Russia, in turn, has claimed that neo-Nazis and other right-wing extremists dominate Ukraine's political scene as it has sought to undermine international support for Ukraine's new government. As a result, it has insinuated that Canada is turning a blind eye to fascism in Ukraine - and now at home.
The latest salvo came Monday when the Russian Embassy tweeted a 2012 photo of Vladimir Katriuk, writing: "It's 2015 and Vladimir #Katriuk still hasn't been brought to justice."
A similar email was sent to some journalists.
Katriuk, who was born in Ukraine and currently raises bees on a farm south of Montreal, has been accused of helping massacre an entire village in what is now Belarus while serving with the Nazis in 1943.
After fleeing to Canada with his wife using false names in 1951, a Federal Court judge ruled in 1999 that Katriuk obtained his Canadian citizenship fraudulently. But the Conservative government said it did not have enough evidence to prove he'd committed war crimes, and decided not to revoke his citizenship in 2007.
In April 2012, after a Jewish human rights group presented what it said was new information directly implicating him in the Khatyn massacre, cabinet ministers Jason Kenney and Rob Nicholson reportedly told Holocaust survivors that the government would revisit Katriuk's case.
Asked for an update this week, Justice Minister Peter MacKay's office said in a statement: "Investigations into Second World War allegations will continue as long as viable routes of investigation remain open."
But the statement did not mention any new review, and instead referred to past court and government decisions.
Katriuk has repeatedly denied the allegations against him.
Avi Benlolo is president of the Friends of Simon Wiesenthal Centre, which organized the meeting with Kenney and Nicholson three years ago. His organization has been pushing the government to take action against Katriuk and other suspected Nazi war criminals currently living free in Canada.
"I think that the Canadian government has dropped the ball on this," Benlolo said.
"We saw ministers and spoke to ministers quite directly about this in 2012. We provided them with a report. We brought in Holocaust survivors. And it was very difficult for the survivors to come and speak to them about it."
Benlolo believes the government is simply waiting for Katriuk and other suspected Nazi war criminals to die of old age.
The Russian Embassy also tweeted a picture this week of International Trade Minister Ed Fast and Conservative MPs Ted Opitz and Bernard Trottier meeting Ukrainian-Canadians in Toronto. The photo is altered to highlight a portrait of controversial Ukrainian figure Stepan Bandera in the background.
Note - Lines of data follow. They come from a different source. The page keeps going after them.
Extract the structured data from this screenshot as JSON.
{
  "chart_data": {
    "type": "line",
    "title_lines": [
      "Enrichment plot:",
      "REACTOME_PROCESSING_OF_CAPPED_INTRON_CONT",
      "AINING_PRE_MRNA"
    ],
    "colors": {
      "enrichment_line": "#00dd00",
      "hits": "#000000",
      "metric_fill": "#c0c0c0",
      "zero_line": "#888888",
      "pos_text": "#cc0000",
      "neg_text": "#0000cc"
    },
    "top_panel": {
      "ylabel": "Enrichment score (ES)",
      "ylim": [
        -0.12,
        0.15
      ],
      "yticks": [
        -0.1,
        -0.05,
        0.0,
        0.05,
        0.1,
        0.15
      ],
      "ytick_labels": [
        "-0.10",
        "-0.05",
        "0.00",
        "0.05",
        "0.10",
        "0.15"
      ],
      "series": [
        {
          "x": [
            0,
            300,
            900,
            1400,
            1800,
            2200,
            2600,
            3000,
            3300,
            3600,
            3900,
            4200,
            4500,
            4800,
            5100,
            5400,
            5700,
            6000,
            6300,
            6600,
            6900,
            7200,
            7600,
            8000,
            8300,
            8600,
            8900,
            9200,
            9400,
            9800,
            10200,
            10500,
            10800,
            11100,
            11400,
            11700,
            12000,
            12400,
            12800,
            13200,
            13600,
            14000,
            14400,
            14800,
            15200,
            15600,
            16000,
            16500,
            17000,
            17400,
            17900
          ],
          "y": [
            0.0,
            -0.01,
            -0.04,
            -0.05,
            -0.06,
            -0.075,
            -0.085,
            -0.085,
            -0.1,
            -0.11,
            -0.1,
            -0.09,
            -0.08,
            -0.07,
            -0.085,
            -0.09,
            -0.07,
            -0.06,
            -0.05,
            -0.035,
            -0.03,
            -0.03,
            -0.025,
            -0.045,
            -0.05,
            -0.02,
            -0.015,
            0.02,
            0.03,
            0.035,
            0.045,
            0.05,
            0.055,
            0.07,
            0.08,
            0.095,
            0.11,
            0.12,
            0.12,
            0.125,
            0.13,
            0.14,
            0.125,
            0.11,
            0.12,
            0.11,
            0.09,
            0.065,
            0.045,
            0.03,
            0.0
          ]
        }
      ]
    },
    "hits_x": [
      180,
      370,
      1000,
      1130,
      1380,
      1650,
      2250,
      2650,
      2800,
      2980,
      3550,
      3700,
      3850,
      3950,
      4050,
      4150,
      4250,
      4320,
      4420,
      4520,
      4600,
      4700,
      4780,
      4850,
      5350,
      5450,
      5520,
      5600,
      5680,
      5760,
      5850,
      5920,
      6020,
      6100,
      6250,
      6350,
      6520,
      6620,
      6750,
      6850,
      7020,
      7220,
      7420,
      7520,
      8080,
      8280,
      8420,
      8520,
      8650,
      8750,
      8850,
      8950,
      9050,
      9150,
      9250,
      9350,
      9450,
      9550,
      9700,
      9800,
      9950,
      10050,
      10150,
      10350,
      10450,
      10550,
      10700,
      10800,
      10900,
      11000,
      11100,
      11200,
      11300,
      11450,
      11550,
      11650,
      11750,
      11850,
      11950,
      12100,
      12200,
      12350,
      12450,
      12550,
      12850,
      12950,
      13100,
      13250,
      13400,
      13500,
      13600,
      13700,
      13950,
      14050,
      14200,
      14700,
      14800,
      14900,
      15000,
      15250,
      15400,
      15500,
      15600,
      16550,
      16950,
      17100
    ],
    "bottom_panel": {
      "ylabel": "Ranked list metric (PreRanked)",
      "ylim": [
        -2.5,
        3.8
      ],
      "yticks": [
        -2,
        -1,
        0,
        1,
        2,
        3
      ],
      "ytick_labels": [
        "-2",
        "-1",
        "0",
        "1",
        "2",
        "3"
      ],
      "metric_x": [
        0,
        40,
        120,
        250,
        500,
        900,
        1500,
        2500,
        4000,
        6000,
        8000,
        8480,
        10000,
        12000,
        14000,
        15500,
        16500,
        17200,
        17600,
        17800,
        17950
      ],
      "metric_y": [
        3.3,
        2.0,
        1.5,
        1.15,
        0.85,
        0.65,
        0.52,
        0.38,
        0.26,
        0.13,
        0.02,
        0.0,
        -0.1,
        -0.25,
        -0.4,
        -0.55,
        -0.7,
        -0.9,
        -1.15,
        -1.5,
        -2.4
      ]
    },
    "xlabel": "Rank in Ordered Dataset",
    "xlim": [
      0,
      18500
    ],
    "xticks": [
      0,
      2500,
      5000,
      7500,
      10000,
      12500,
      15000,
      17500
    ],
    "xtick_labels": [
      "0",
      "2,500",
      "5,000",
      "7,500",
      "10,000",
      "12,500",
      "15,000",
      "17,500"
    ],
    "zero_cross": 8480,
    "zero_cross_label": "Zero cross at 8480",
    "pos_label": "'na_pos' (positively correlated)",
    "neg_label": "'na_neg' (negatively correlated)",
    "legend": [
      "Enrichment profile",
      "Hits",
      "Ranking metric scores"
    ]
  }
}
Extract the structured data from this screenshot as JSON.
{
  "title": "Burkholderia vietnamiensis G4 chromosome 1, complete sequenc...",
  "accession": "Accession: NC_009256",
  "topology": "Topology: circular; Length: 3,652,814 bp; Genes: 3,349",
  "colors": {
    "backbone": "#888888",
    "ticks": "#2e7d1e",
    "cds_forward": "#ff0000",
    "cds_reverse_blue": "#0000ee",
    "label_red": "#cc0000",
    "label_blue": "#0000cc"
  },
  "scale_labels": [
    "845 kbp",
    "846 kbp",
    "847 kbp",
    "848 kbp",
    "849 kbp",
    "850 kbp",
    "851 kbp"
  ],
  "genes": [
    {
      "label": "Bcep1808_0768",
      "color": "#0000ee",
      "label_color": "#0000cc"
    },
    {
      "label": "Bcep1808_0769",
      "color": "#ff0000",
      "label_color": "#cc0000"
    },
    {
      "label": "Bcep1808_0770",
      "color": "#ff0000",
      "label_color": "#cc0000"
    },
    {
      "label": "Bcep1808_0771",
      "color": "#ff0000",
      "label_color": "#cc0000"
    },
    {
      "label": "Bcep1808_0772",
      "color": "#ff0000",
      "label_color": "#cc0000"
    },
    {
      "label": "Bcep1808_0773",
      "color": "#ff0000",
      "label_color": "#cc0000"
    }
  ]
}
Many Ukrainians consider Bandera a hero for having fought for an independent Ukraine during the Second World War.
But Russians say he was a Nazi collaborator as his push for an independent Ukraine included making a pact with Hitler, whom he believed more likely to accept a free Ukraine than the Soviet Union.
"Glorification of #Nazi Collaborators (Stepan #Bandera) is inappropriate and shameful," the Russian Embassy tweet says below the picture of Fast, Opitz and Trottier.
Foreign Affairs spokesman Francois Lasalle dismissed Russia's allegations in an email on Thursday, writing: "The idea that Canada has ever been 'soft' on Nazism is preposterous. These latest Russian allegations deserve no further response."